Re: "Numeric overflow"?
- Subject: Re: "Numeric overflow"?
- From: Michael Sullivan BCE <email@hidden>
- Date: Mon, 19 Sep 2005 16:22:33 -0400
On Sep 15, 2005, at 11:15, Doug McNutt wrote:
At 20:45 -0400 9/14/05, deivy petrescu wrote:
So, when one says Pi is irrational, one says that Pi is certainly
*not* equal to 22/7.
As long as we're being pedantic, Pi is indeed not rational but it is
also not irrational in the technical jargon of arithmetic - and
perhaps of AppleScript but one never knows. . ..

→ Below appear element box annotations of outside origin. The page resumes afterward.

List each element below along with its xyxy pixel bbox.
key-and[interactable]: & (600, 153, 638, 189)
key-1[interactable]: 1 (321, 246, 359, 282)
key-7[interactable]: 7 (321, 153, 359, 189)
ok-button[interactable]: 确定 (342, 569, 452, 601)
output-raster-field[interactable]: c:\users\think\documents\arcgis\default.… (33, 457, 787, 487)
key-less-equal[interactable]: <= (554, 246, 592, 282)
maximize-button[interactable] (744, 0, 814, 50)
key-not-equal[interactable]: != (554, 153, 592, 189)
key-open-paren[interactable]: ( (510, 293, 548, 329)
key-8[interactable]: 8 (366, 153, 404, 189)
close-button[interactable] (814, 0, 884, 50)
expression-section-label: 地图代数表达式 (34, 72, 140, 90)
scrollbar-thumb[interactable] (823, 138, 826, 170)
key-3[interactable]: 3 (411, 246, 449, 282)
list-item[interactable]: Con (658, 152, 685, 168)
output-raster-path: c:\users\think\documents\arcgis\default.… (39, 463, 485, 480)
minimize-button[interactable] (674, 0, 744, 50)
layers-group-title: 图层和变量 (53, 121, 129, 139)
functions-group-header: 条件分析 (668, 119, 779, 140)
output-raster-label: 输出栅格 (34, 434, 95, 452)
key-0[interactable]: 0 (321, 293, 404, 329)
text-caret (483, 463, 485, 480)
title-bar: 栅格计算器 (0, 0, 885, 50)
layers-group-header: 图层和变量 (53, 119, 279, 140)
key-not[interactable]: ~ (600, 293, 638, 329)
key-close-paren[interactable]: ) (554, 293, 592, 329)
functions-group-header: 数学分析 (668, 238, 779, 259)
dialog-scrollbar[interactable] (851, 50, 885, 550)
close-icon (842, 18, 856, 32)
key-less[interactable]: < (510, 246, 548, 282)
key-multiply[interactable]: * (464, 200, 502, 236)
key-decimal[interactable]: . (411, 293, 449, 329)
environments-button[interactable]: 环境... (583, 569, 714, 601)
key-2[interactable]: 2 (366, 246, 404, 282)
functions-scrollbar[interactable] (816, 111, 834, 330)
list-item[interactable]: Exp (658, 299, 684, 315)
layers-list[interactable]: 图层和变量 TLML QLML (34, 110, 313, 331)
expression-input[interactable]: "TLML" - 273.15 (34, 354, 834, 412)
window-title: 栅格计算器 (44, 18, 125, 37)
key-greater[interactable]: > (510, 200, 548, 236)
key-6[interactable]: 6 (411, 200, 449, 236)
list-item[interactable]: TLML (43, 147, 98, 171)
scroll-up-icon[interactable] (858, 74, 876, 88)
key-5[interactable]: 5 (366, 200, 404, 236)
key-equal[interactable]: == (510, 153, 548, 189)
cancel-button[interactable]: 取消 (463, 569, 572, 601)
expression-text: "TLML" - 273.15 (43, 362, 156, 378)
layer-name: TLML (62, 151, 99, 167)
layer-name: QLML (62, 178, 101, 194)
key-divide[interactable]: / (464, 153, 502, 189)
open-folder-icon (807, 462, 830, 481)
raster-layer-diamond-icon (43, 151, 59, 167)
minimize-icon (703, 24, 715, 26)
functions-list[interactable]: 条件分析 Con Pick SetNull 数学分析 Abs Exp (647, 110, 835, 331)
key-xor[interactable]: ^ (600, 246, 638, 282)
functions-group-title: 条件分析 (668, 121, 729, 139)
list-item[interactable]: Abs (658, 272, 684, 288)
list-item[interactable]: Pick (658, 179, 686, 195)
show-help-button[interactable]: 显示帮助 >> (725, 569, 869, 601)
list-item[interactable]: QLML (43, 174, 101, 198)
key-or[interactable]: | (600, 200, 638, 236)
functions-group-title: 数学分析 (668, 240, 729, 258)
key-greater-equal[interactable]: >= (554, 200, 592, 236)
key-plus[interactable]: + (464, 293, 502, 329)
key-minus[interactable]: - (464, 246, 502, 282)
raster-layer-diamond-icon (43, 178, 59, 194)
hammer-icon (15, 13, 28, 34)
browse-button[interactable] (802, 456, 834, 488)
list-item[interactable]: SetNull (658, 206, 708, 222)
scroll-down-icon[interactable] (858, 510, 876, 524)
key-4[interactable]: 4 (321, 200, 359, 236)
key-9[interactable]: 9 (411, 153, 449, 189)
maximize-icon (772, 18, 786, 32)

An irrational number must be representable as a root of an algebraic
polynomial. Pi is not - the circle cannot be squared. Numbers which
are exactly representable only as an infinite series are said to be
transcendental.
To be even more pedantic, that's not correct either. You are
describing algebraic numbers, which is the set of roots of polynomials
of finite degree (with integral coefficients and powers).
Irrational numbers are defined as being NOT rational (of the form p/q
with p,q integers), and include all transcendental numbers (NOT
algebraic) as well as many algebraic numbers. IIRC, the algebraics
turn out to be countable. (you can do an n-dimensional ordering similar
to triangulating rationals by modeling them as ordered ntuples -- the
coefficients of the polynomial of which they are a root followed by the
root number. As long as the polynomials can't have infinite degree,
they are countable)
Anyway, transcendental numbers are a subset of irrationals. They are
not disjoint. I'm not aware of a one-word term for irrationals which
aren't transcendentals, but irrational isn't it.